Glover ne l’entend pas ainsi. Expliquant qu’il estime qu’il y a un lien entre les élections générales de 2014, le redressement fiscal de Gooljaury et le fait que ce dernier a finalement décidé de changer sa version des faits et de dire la vérité à la police en janvier 2015. «Mo ti gagn bann assessment apre 2015 osi», relativise le témoin.

L’avocat ne lâche pas l’affaire. Reformulant sa question à plusieurs reprises. Gooljaury demeure hermétique aux interrogations de Glover. Agacé, celui-ci s’étonne que le témoin ne comprenne pas, alors qu’il formule ses propos clairement.
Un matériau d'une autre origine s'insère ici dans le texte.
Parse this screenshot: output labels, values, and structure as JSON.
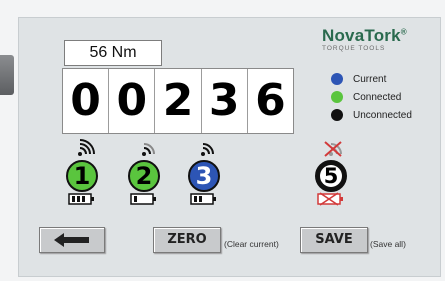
{
  "brand": {
    "name": "NovaTork",
    "mark": "®",
    "tagline": "TORQUE TOOLS"
  },
  "torque": {
    "value": "56 Nm"
  },
  "counter": {
    "digits": [
      "0",
      "0",
      "2",
      "3",
      "6"
    ]
  },
  "legend": [
    {
      "label": "Current",
      "color": "#2d55b5"
    },
    {
      "label": "Connected",
      "color": "#5ac53e"
    },
    {
      "label": "Unconnected",
      "color": "#111111"
    }
  ],
  "tools": [
    {
      "number": "1",
      "status": "connected",
      "battery_bars": 3
    },
    {
      "number": "2",
      "status": "connected",
      "battery_bars": 1
    },
    {
      "number": "3",
      "status": "current",
      "battery_bars": 2
    },
    {
      "number": "5",
      "status": "unconnected",
      "battery_bars": 0
    }
  ],
  "buttons": {
    "back_icon": "arrow-left-icon",
    "zero_label": "ZERO",
    "zero_hint": "(Clear current)",
    "save_label": "SAVE",
    "save_hint": "(Save all)"
  }
}
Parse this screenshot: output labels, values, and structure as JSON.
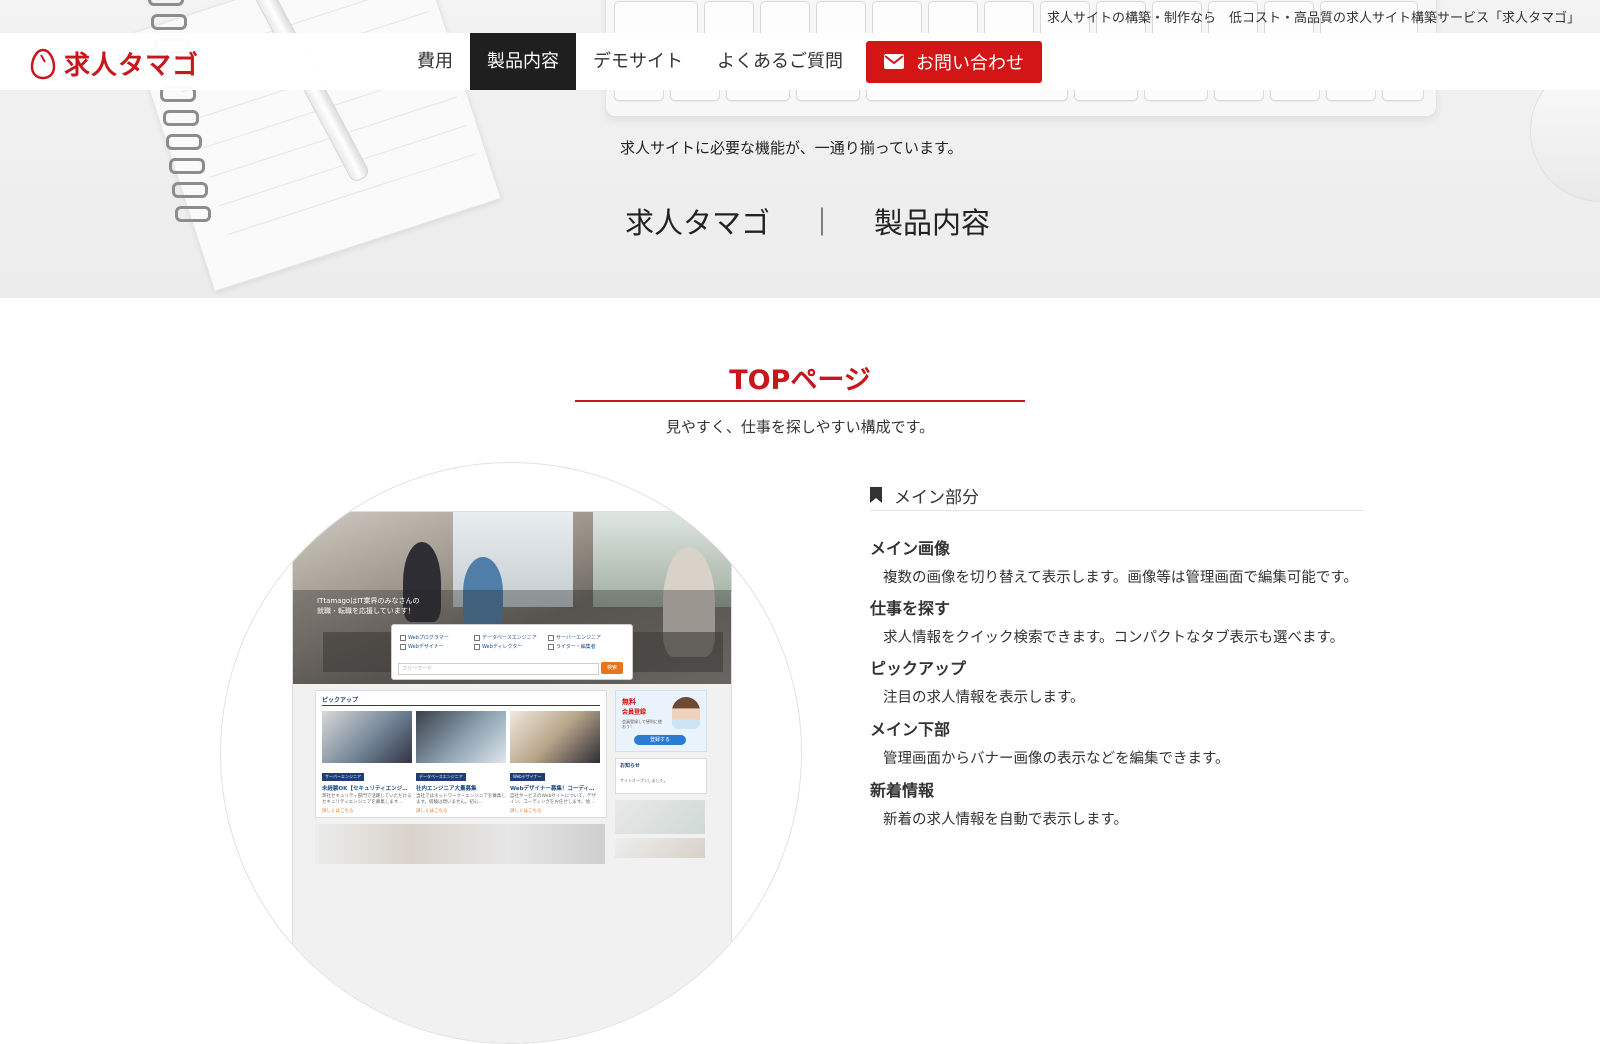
{
  "topline": "求人サイトの構築・制作なら　低コスト・高品質の求人サイト構築サービス「求人タマゴ」",
  "brand": {
    "logo_text": "求人タマゴ",
    "brand_color": "#c8161d"
  },
  "nav": {
    "items": [
      {
        "label": "費用",
        "active": false
      },
      {
        "label": "製品内容",
        "active": true
      },
      {
        "label": "デモサイト",
        "active": false
      },
      {
        "label": "よくあるご質問",
        "active": false
      }
    ],
    "contact_label": "お問い合わせ",
    "contact_icon": "mail-icon",
    "contact_color": "#d31515"
  },
  "hero": {
    "subtitle": "求人サイトに必要な機能が、一通り揃っています。",
    "title_left": "求人タマゴ",
    "separator": "｜",
    "title_right": "製品内容"
  },
  "section": {
    "title": "TOPページ",
    "description": "見やすく、仕事を探しやすい構成です。"
  },
  "mockup": {
    "hero_text_1": "ITtamagoはIT業界のみなさんの",
    "hero_text_2": "就職・転職を応援しています！",
    "search_options": [
      "Webプログラマー",
      "データベースエンジニア",
      "サーバーエンジニア",
      "Webデザイナー",
      "Webディレクター",
      "ライター・編集者"
    ],
    "search_placeholder": "フリーワード",
    "search_button": "検索",
    "pickup_title": "ピックアップ",
    "cards": [
      {
        "tag": "サーバーエンジニア",
        "title": "未経験OK【セキュリティエンジ…",
        "text": "弊社セキュリティ部門で活躍していただけるセキュリティエンジニアを募集します…",
        "more": "詳しくはこちら"
      },
      {
        "tag": "データベースエンジニア",
        "title": "社内エンジニア大量募集",
        "text": "当社ではネットワーク・エンジニアを募集します。経験は問いません。初心…",
        "more": "詳しくはこちら"
      },
      {
        "tag": "Webデザイナー",
        "title": "Webデザイナー募集！コーディ…",
        "text": "自社サービスのWebサイトについて、デザイン、コーディングをお任せします。他…",
        "more": "詳しくはこちら"
      }
    ],
    "banner_line1": "無料",
    "banner_line2": "会員登録",
    "banner_line3": "会員登録して便利に使おう！",
    "banner_button": "登録する",
    "news_title": "お知らせ",
    "news_text": "サイトオープンしました。"
  },
  "features": {
    "heading": "メイン部分",
    "heading_icon": "bookmark-icon",
    "items": [
      {
        "title": "メイン画像",
        "desc": "複数の画像を切り替えて表示します。画像等は管理画面で編集可能です。"
      },
      {
        "title": "仕事を探す",
        "desc": "求人情報をクイック検索できます。コンパクトなタブ表示も選べます。"
      },
      {
        "title": "ピックアップ",
        "desc": "注目の求人情報を表示します。"
      },
      {
        "title": "メイン下部",
        "desc": "管理画面からバナー画像の表示などを編集できます。"
      },
      {
        "title": "新着情報",
        "desc": "新着の求人情報を自動で表示します。"
      }
    ]
  }
}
Ce moment de tension amène le magistrat Raj Seebaluck à intervenir en suggérant à Glover de simplifier davantage sa question. L’avocat s’exécute. Cette fois, Gooljaury confirme qu’il n’a pas consulté l’article, ni n’est-il allé vérifier précisément les détails du redressement fiscal. Glover montre son irritation. Remarquant que Gooljaury s’était engagé à la dernière séance à aller vérifier ces éléments. Pour étayer ses dires, l’avocat cite la transcription de la dernière audition de Gooljaury qui confirme que ce dernier s’est, en effet, engagé dans le sens.

Gooljaury explique qu’il lui faudra deux ou trois jours pour vérifier ce qui lui est demandé. Ce qui force le magistrat Raj Seebaluck à intervenir une nouvelle fois : «Pa revinn dir mwa ou bizin reverifie la prosenn fwa», prévenant également le témoin qu’il lui faut aller vérifier des informations à chaque fois qu’on le lui demandera.

Les magistrats Raj Seebaluck et Razia Jannoo-Jaunbocus ont renvoyé les auditions aux 20 et 25 septembre.